Purchasing Power Parity and International Vendors
You can use purchasing power parity (PPP) to level currencies. You can use it to compare values in different currencies with a common platform. For instance, with July 2010 currency rates, if a Japanese art buyer has 43,881,512 yen to spend in an auction and a French buyer has 384,961 Euro, they both have $500,000 a purchasing power.
Purchasing power parity ensures that you are getting the value you’re looking for once your currency has been exchanged to another one. It does not matter which currency is used as the common denominator, but to determine the purchasing power, alternate currencies need to be compared via the same currency.

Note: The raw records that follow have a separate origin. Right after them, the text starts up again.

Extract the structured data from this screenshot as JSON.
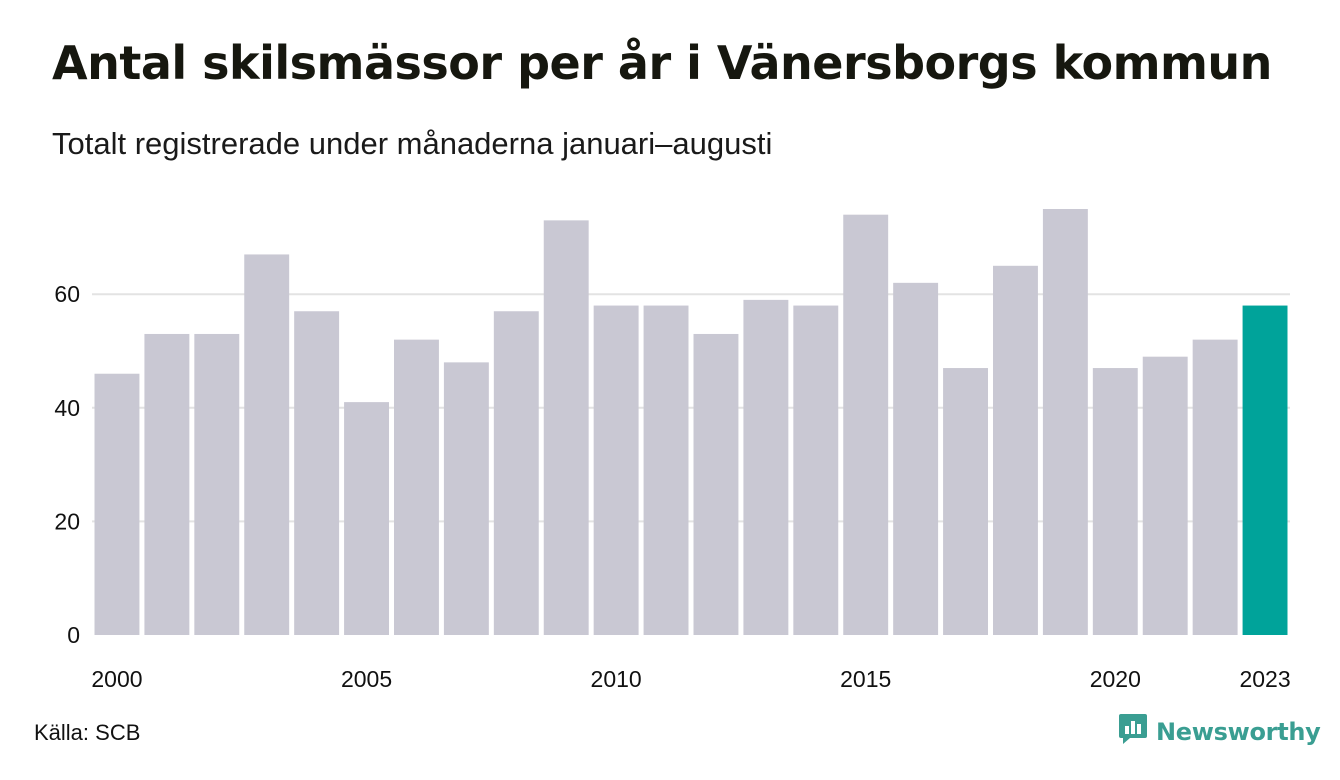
{
  "header": {
    "title": "Antal skilsmässor per år i Vänersborgs kommun",
    "subtitle": "Totalt registrerade under månaderna januari–augusti"
  },
  "footer": {
    "source": "Källa: SCB",
    "brand": "Newsworthy"
  },
  "colors": {
    "bar": "#c9c8d3",
    "highlight": "#00a39a",
    "grid": "#e3e3e3",
    "brand": "#3a9e92"
  },
  "chart_data": {
    "type": "bar",
    "categories": [
      "2000",
      "2001",
      "2002",
      "2003",
      "2004",
      "2005",
      "2006",
      "2007",
      "2008",
      "2009",
      "2010",
      "2011",
      "2012",
      "2013",
      "2014",
      "2015",
      "2016",
      "2017",
      "2018",
      "2019",
      "2020",
      "2021",
      "2022",
      "2023"
    ],
    "values": [
      46,
      53,
      53,
      67,
      57,
      41,
      52,
      48,
      57,
      73,
      58,
      58,
      53,
      59,
      58,
      74,
      62,
      47,
      65,
      75,
      47,
      49,
      52,
      58
    ],
    "highlight": "2023",
    "x_tick_labels": [
      "2000",
      "2005",
      "2010",
      "2015",
      "2020",
      "2023"
    ],
    "y_ticks": [
      0,
      20,
      40,
      60
    ],
    "ylim": [
      0,
      75
    ],
    "grid": true,
    "legend": "none"
  }
}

Say you want to buy five items from a vendor based in China, but a vendor based in Ireland has the same five items for sale. All other things being equal – shipping times and costs, lead times, etc. you’d use PPP to convert both costs in Yuan and Euro.
If the price is 7,023.40 Chinese Yuan ($1,000) and 880.49 Euro ($950), then the Irish vendor is the one who provides a better price, so you get a higher value of money.
When calculating the PPP across vendors in different companies, make sure you are using the exact same basket of goods to get an accurate picture of the purchasing power of money.
Because of inflation, the purchasing power of US dollars, along with other currencies across the globe changes on a regular basis.